1818'de ailesiyle birlikte Calais'ten, ailesinin dantel işi kurduğu Paris'e taşındığında, ona yepyeni bir sanat dünyası açıldı. Eugene Delacroix ile zaman zaman söylendiği gibi Louvre'da tanıştı. Bonington'un Louvre'daki Hollanda ve Flaman manzaralarını kopyaladığı göz ardı edilemez. Seine şehrine gelişinden iki yıl sonra, École des Beaux-Arts'ta Antoine-Jean Gros ile çalışmaya başladı. Gros, Napolyon I'in yükselişini betimleyen tarihi resimleriyle tanınıyordu. Aynı zamanlarda, Bonington sayısız eskizini geri getirdiği birçok gezisinden birine gitti. Önce Paris'in banliyölerine ve çevresine gitti. Daha sonra deneklerini aramak için kuzey Fransa kıyılarını dolaştı. Gros'tan esinlenerek, kıyı manzaralarını tuval üzerine yağlı boya ile ölümsüzleştirdi. Litografide çalıştı ve Baron Taylor'ın bir seyahat kitabının yanı sıra kendi mimari serisini resimledi.

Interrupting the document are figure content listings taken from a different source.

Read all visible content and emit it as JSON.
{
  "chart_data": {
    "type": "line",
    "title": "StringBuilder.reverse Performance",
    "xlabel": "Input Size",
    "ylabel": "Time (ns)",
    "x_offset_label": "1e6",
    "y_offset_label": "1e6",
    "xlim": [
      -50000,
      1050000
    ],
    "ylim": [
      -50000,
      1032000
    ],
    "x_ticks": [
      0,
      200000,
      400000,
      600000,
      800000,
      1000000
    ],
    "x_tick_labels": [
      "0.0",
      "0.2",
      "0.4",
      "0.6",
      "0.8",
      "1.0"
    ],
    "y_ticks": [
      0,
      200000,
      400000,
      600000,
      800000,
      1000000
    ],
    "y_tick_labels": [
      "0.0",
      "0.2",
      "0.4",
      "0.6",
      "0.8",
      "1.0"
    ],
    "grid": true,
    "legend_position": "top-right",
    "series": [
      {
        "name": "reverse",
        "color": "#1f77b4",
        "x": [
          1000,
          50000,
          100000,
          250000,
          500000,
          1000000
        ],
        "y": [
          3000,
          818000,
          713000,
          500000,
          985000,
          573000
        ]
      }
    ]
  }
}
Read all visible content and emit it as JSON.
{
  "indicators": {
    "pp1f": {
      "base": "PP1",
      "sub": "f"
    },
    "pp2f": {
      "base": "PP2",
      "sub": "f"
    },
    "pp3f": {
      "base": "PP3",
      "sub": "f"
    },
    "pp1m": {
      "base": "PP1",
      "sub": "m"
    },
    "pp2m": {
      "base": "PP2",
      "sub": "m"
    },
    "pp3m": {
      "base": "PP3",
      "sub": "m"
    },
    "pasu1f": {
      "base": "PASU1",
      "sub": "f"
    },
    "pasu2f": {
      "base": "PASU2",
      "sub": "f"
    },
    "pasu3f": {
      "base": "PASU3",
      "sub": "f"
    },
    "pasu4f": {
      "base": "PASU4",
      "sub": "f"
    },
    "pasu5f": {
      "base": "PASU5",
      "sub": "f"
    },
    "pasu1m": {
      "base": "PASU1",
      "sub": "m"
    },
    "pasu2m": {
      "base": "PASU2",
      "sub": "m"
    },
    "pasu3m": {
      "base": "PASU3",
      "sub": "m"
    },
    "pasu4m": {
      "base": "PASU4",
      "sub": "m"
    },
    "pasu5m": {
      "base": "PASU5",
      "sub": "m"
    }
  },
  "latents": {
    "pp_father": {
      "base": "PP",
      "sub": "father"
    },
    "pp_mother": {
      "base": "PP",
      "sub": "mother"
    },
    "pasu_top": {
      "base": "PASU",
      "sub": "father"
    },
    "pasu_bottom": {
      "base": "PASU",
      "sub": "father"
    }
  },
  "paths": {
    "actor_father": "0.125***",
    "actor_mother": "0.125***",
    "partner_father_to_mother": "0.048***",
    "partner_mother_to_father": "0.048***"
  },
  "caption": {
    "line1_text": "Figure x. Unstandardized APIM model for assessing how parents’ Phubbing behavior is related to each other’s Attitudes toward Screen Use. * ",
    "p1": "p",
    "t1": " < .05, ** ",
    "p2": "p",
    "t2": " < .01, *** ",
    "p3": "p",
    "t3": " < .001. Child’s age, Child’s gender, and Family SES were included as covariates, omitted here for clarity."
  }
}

Londra gezisinde Bonington, Fransız ressam Alexandre-Marie Colin'de Delacroix ile tanıştı. Üçü eskizler tasarladı ve birbirlerinin eserlerini litografiye aldılar. Paris'e döndüğünde, Delacroix ve Bonington, sanatçı arkadaşının teşvikiyle tarih resmine dönüşen bir stüdyoyu paylaştılar. Bonington sulu boyaya sadık kaldı ve sulu boyaları sakız ve guaj ile karıştırarak alışılmadık bir teknik geliştirdi. Bu sayede yağlı boyaya çok benzeyen bir etki elde etti. 1822'de Richard Parkes Bonington ilk resimlerini Salon de Paris'te sergiledi. Bu dünyaca ünlü sanat sergisi, 1667'de Kral Louis XIV tarafından başlatıldı. Bonington, Paris Salonunun yıldızı oldu ve altın madalya aldı. Çalışma amacıyla kuzey İtalya ve Venedik'e gitti. Tüberküloz hastası olduğu için, ailesi onu 1827'de Delacroix ile birlikte Londra'ya gönderdi. Bu onun son yolculuğu olacaktı. 23 Eylül 1828'de hastalığına yenik düştü. Delacroix, eseri hakkında, Bonington'un benzersiz hafifliğinin, eserinin elmas gibi parlamasını sağladığını söyledi.